The Leave campaigns cannot agree what they believe in. Some want the UK to be an offshore, deregulated tax haven, others advocate a protectionist, mean-hearted country that shuts it doors to the world. As with so many populist movements, from Putin to Trump, they are defined not by what they are for but what they are against. Their failure to come up with a credible vision for our country's future is not patriotic, it is irresponsible.

This leaves the field open to put forward a united vision of Britain's place in Europe and the world. Liberal Democrats are clear what we believe in: an open, inclusive and tolerant nation that stands tall in the world and doesn't hide from it. We are not uncritical of the EU's institutions. Indeed as Liberals, we fiercely believe that power must be devolved to the lowest possible level, empowering communities and individuals wherever possible to make decisions for themselves. But we recognise that staying in Europe is the best way to find the solutions to the problems that don't stop at borders, rather than leaving them to our children and grandchildren. We believe Britain must put itself at the heart of our continent's future and shape a more effective and more accountable Europe, focused on responding to major global challenges we face.

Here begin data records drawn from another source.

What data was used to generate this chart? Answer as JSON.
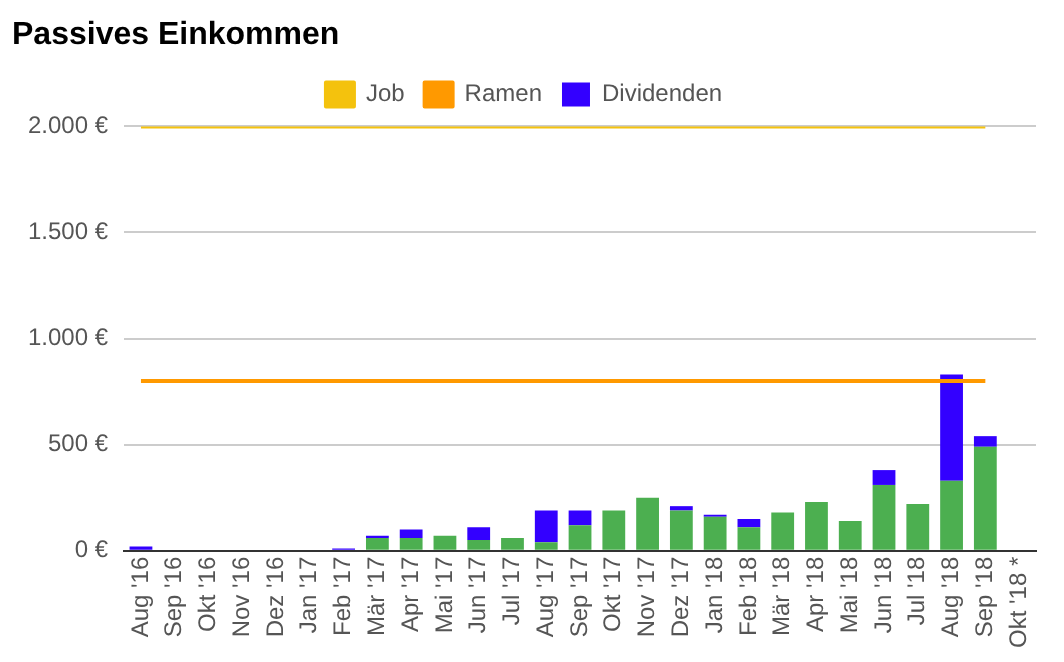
{
  "chart_data": {
    "type": "bar",
    "title": "Passives Einkommen",
    "stacked": true,
    "legend": "top",
    "grid": "y",
    "marker": "none",
    "line_style": "solid",
    "categories": [
      "Aug '16",
      "Sep '16",
      "Okt '16",
      "Nov '16",
      "Dez '16",
      "Jan '17",
      "Feb '17",
      "Mär '17",
      "Apr '17",
      "Mai '17",
      "Jun '17",
      "Jul '17",
      "Aug '17",
      "Sep '17",
      "Okt '17",
      "Nov '17",
      "Dez '17",
      "Jan '18",
      "Feb '18",
      "Mär '18",
      "Apr '18",
      "Mai '18",
      "Jun '18",
      "Jul '18",
      "Aug '18",
      "Sep '18",
      "Okt '18 *"
    ],
    "ylim": [
      0,
      2000
    ],
    "yticks": [
      {
        "value": 0,
        "label": "0 €"
      },
      {
        "value": 500,
        "label": "500 €"
      },
      {
        "value": 1000,
        "label": "1.000 €"
      },
      {
        "value": 1500,
        "label": "1.500 €"
      },
      {
        "value": 2000,
        "label": "2.000 €"
      }
    ],
    "series": [
      {
        "name": "Job",
        "type": "line",
        "color": "#f4c20d",
        "values": [
          2000,
          2000,
          2000,
          2000,
          2000,
          2000,
          2000,
          2000,
          2000,
          2000,
          2000,
          2000,
          2000,
          2000,
          2000,
          2000,
          2000,
          2000,
          2000,
          2000,
          2000,
          2000,
          2000,
          2000,
          2000,
          2000,
          null
        ]
      },
      {
        "name": "Ramen",
        "type": "line",
        "color": "#ff9900",
        "values": [
          800,
          800,
          800,
          800,
          800,
          800,
          800,
          800,
          800,
          800,
          800,
          800,
          800,
          800,
          800,
          800,
          800,
          800,
          800,
          800,
          800,
          800,
          800,
          800,
          800,
          800,
          null
        ]
      },
      {
        "color": "#4caf50",
        "values": [
          0,
          0,
          0,
          0,
          0,
          0,
          0,
          60,
          60,
          70,
          50,
          60,
          40,
          120,
          190,
          250,
          190,
          160,
          110,
          180,
          230,
          140,
          310,
          220,
          330,
          490,
          null
        ]
      },
      {
        "name": "Dividenden",
        "color": "#3300ff",
        "values": [
          20,
          5,
          0,
          0,
          5,
          0,
          10,
          10,
          40,
          0,
          60,
          0,
          150,
          70,
          0,
          0,
          20,
          10,
          40,
          0,
          0,
          0,
          70,
          0,
          500,
          50,
          null
        ]
      }
    ]
  }
}
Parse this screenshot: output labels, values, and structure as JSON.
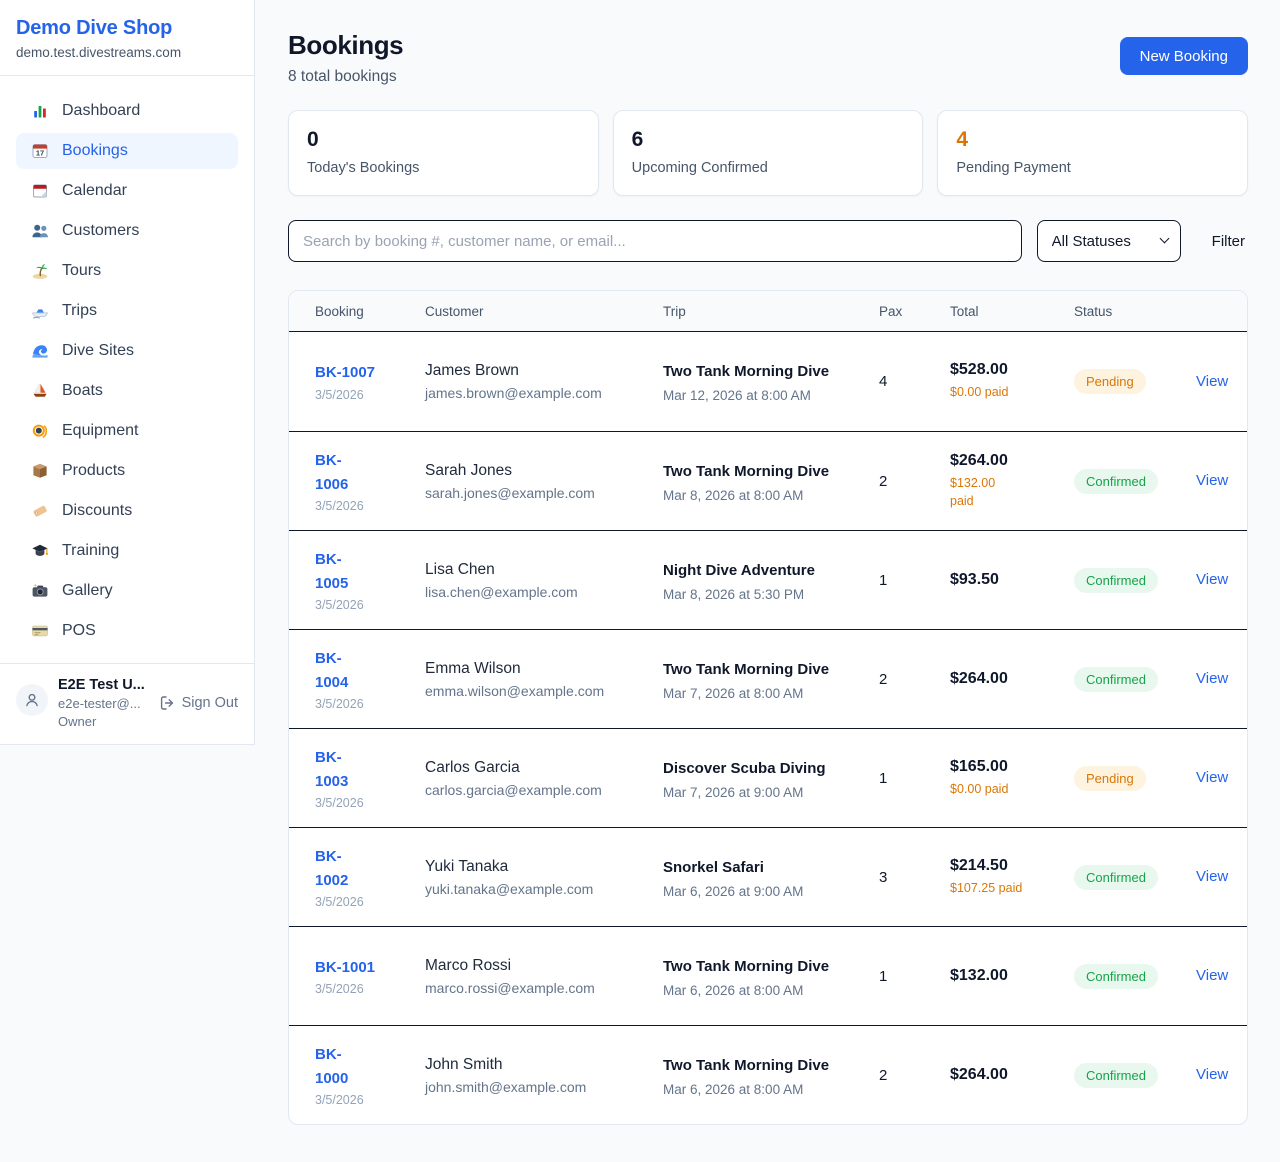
{
  "sidebar": {
    "brand": {
      "name": "Demo Dive Shop",
      "domain": "demo.test.divestreams.com"
    },
    "items": [
      {
        "label": "Dashboard",
        "icon": "bar-chart",
        "active": false
      },
      {
        "label": "Bookings",
        "icon": "calendar",
        "active": true
      },
      {
        "label": "Calendar",
        "icon": "tear-off-calendar",
        "active": false
      },
      {
        "label": "Customers",
        "icon": "people",
        "active": false
      },
      {
        "label": "Tours",
        "icon": "island",
        "active": false
      },
      {
        "label": "Trips",
        "icon": "speedboat",
        "active": false
      },
      {
        "label": "Dive Sites",
        "icon": "wave",
        "active": false
      },
      {
        "label": "Boats",
        "icon": "sailboat",
        "active": false
      },
      {
        "label": "Equipment",
        "icon": "dive-mask",
        "active": false
      },
      {
        "label": "Products",
        "icon": "package",
        "active": false
      },
      {
        "label": "Discounts",
        "icon": "tag",
        "active": false
      },
      {
        "label": "Training",
        "icon": "graduation-cap",
        "active": false
      },
      {
        "label": "Gallery",
        "icon": "camera",
        "active": false
      },
      {
        "label": "POS",
        "icon": "credit-card",
        "active": false
      }
    ],
    "user": {
      "name": "E2E Test U...",
      "email": "e2e-tester@...",
      "role": "Owner",
      "sign_out": "Sign Out"
    }
  },
  "header": {
    "title": "Bookings",
    "subtitle": "8 total bookings",
    "new_booking": "New Booking"
  },
  "stats": [
    {
      "value": "0",
      "label": "Today's Bookings",
      "color": "#0f172a"
    },
    {
      "value": "6",
      "label": "Upcoming Confirmed",
      "color": "#0f172a"
    },
    {
      "value": "4",
      "label": "Pending Payment",
      "color": "#d97706"
    }
  ],
  "filters": {
    "search_placeholder": "Search by booking #, customer name, or email...",
    "status_selected": "All Statuses",
    "filter_label": "Filter"
  },
  "table": {
    "columns": [
      "Booking",
      "Customer",
      "Trip",
      "Pax",
      "Total",
      "Status"
    ],
    "view_label": "View",
    "status_styles": {
      "Pending": {
        "color": "#d97706",
        "bg": "#fdf3df"
      },
      "Confirmed": {
        "color": "#16a34a",
        "bg": "#e8f8ee"
      }
    },
    "rows": [
      {
        "id": "BK-1007",
        "id_two_lines": false,
        "date": "3/5/2026",
        "customer": "James Brown",
        "email": "james.brown@example.com",
        "trip": "Two Tank Morning Dive",
        "trip_time": "Mar 12, 2026 at 8:00 AM",
        "pax": "4",
        "total": "$528.00",
        "paid": "$0.00 paid",
        "paid_two_lines": false,
        "status": "Pending"
      },
      {
        "id": "BK-1006",
        "id_two_lines": true,
        "date": "3/5/2026",
        "customer": "Sarah Jones",
        "email": "sarah.jones@example.com",
        "trip": "Two Tank Morning Dive",
        "trip_time": "Mar 8, 2026 at 8:00 AM",
        "pax": "2",
        "total": "$264.00",
        "paid": "$132.00 paid",
        "paid_two_lines": true,
        "status": "Confirmed"
      },
      {
        "id": "BK-1005",
        "id_two_lines": true,
        "date": "3/5/2026",
        "customer": "Lisa Chen",
        "email": "lisa.chen@example.com",
        "trip": "Night Dive Adventure",
        "trip_time": "Mar 8, 2026 at 5:30 PM",
        "pax": "1",
        "total": "$93.50",
        "paid": null,
        "paid_two_lines": false,
        "status": "Confirmed"
      },
      {
        "id": "BK-1004",
        "id_two_lines": true,
        "date": "3/5/2026",
        "customer": "Emma Wilson",
        "email": "emma.wilson@example.com",
        "trip": "Two Tank Morning Dive",
        "trip_time": "Mar 7, 2026 at 8:00 AM",
        "pax": "2",
        "total": "$264.00",
        "paid": null,
        "paid_two_lines": false,
        "status": "Confirmed"
      },
      {
        "id": "BK-1003",
        "id_two_lines": true,
        "date": "3/5/2026",
        "customer": "Carlos Garcia",
        "email": "carlos.garcia@example.com",
        "trip": "Discover Scuba Diving",
        "trip_time": "Mar 7, 2026 at 9:00 AM",
        "pax": "1",
        "total": "$165.00",
        "paid": "$0.00 paid",
        "paid_two_lines": false,
        "status": "Pending"
      },
      {
        "id": "BK-1002",
        "id_two_lines": true,
        "date": "3/5/2026",
        "customer": "Yuki Tanaka",
        "email": "yuki.tanaka@example.com",
        "trip": "Snorkel Safari",
        "trip_time": "Mar 6, 2026 at 9:00 AM",
        "pax": "3",
        "total": "$214.50",
        "paid": "$107.25 paid",
        "paid_two_lines": false,
        "status": "Confirmed"
      },
      {
        "id": "BK-1001",
        "id_two_lines": false,
        "date": "3/5/2026",
        "customer": "Marco Rossi",
        "email": "marco.rossi@example.com",
        "trip": "Two Tank Morning Dive",
        "trip_time": "Mar 6, 2026 at 8:00 AM",
        "pax": "1",
        "total": "$132.00",
        "paid": null,
        "paid_two_lines": false,
        "status": "Confirmed"
      },
      {
        "id": "BK-1000",
        "id_two_lines": true,
        "date": "3/5/2026",
        "customer": "John Smith",
        "email": "john.smith@example.com",
        "trip": "Two Tank Morning Dive",
        "trip_time": "Mar 6, 2026 at 8:00 AM",
        "pax": "2",
        "total": "$264.00",
        "paid": null,
        "paid_two_lines": false,
        "status": "Confirmed"
      }
    ]
  },
  "colors": {
    "accent": "#2563eb",
    "pending": "#d97706",
    "confirmed": "#16a34a",
    "page_bg": "#f8fafc"
  }
}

Together in Europe we can build a strong and prosperous future, from pioneering research into life-saving new medicines to tackling climate change and fighting international crime. Together we can provide hope for the desperate and spread the peace we now take for granted to the rest of the world. And together we can show the world a generous, outward-facing Britain we can all be proud of. So if you agree then join the Liberal Democrat campaign today, to remain in together, and to stand up for the type of Britain you think we should be.